Sunday, October 01, 2006

I’m a daypack diva!

This spring I decided, after much stubborn procrastination, that I really need a proper daypack for one-day hikes. For years I’ve been using the zip-off pack from my travelling backpack. It’s quite small (maybe 15 litres) and has no hip belt or structural support, so if you put anything heavy in it, it’s quite uncomfortable to carry after a while. A water bladder, rain gear and lunch may not sound heavy, but after the first couple of hours, you start to feel it. So a bigger, better daypack was in order, and my ever-generous partner G offered to buy me one (a bit early) for my birthday.

I quickly proceeded to try on pretty much every daypack between 30 and 40 litres available in Wellington. While we don’t have the range of some bigger cities, this was still a substantial amount of pack-trying. First to be struck off the list were those with a hip belt that was just a strap. A wide belt is much more comfy and distributes the weight better.

I found out that a lot of the packs in this size range were meant for people who do ‘adventure racing’. It’s a fast-growing sport where travelling light is essential, so special lightweight packs are one key element to going fast and having the essentials with you. The packs are very comfortable because they’re so light, but the drawback is that the lighter materials are not as tough. Being the clumsy person I am, I didn’t think it was a good idea to risk a pack that might rip if I caught it on a branch, or dragged it along a rock.

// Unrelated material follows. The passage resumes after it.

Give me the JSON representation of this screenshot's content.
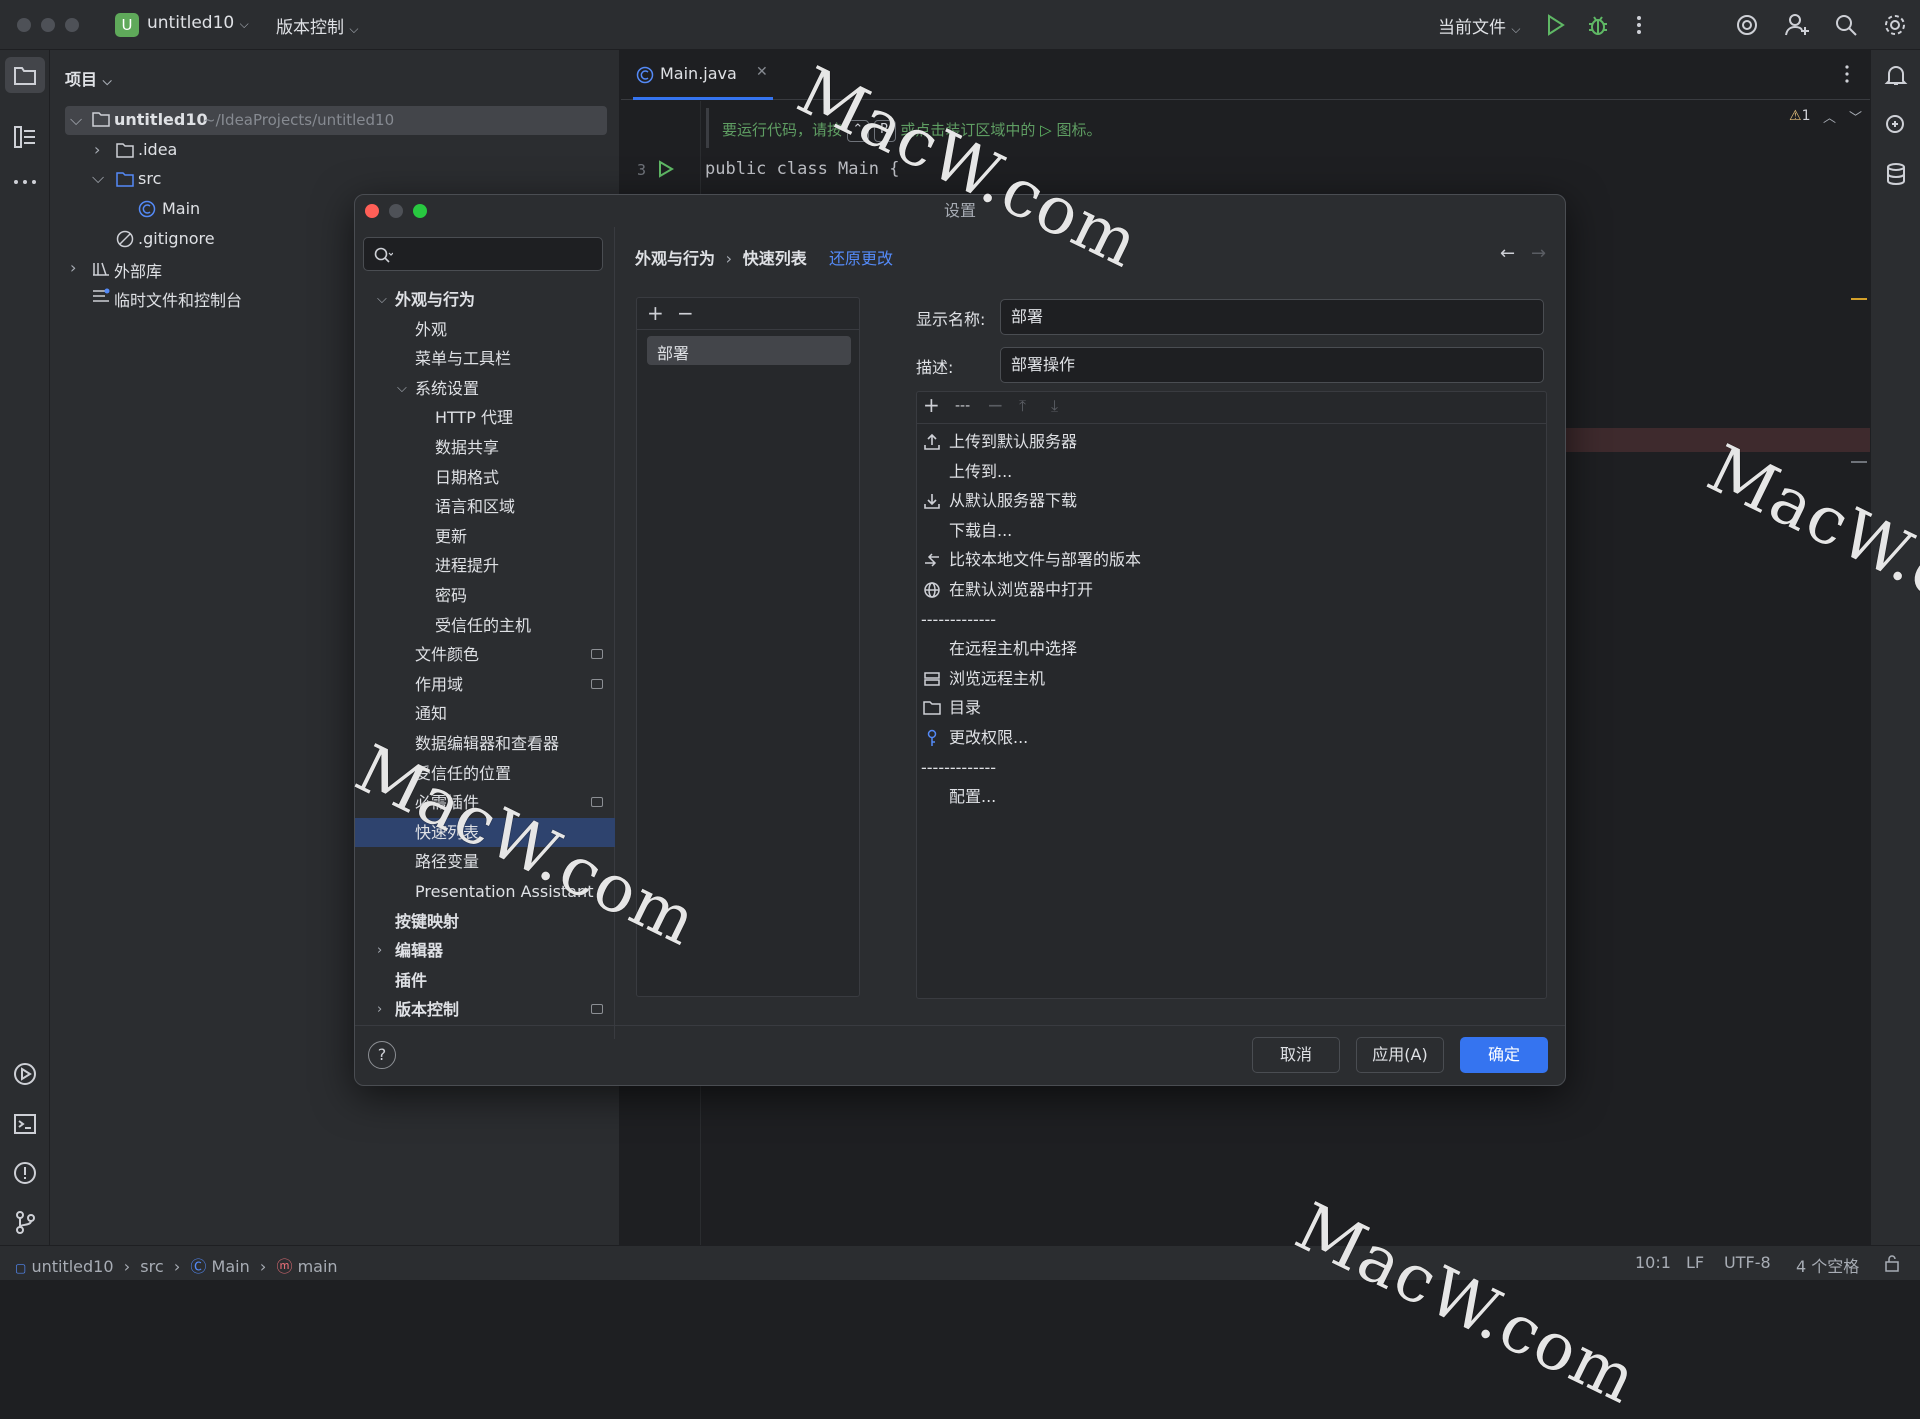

This still left me with a goodly number of packs to choose from, but there was one thing that separated the winner from the other contenders – a women’s harness! Just one model in that size range was available (at the local stores in Wellington, at least) with a harness designed to fit a woman. The straps didn’t start right at the top of the pack, but about a third of the way down. So my short torso was the same length as the distance between the top of the straps and the hip belt. The straps were also shaped differently from the other packs I tried on. They started closer together, for a woman’s narrower shoulders, and then quickly curved away. This left room for (to borrow a romance novel expression) my ample breasts. Other packs had straps that squished them together, which again is not so comfortable after a few hours.

The pack is a Marmot Diva 36. Surprisingly, the colours available to me were black and blue – not exactly traditional ‘diva’ shades but I went with the blue.

I am so glad that gear manufacturers have finally realised that men and women have different needs and body shapes. In my book, I write about all kinds of things that are different for men and women. Backpacks are one of the biggest deals as far as I’m concerned. It’s so easy to be uncomfortable while you’re backpacking, and it makes such a difference to have a pack that fits properly. If you’re buying a new pack, I can’t stress enough how important it is to put something heavy inside when you try it on. Everything is comfortable when it’s empty! I figure if your backpack and your boots are comfortable, you’re well on your way to having a great trip. Otherwise, there’s no end to the misery!

I haven’t had the chance to take my new daypack for a test run yet. Next weekend we’re planning an overnight trip, so the daypack will have to wait. But I’m looking forward to my first hike as a wilderness diva!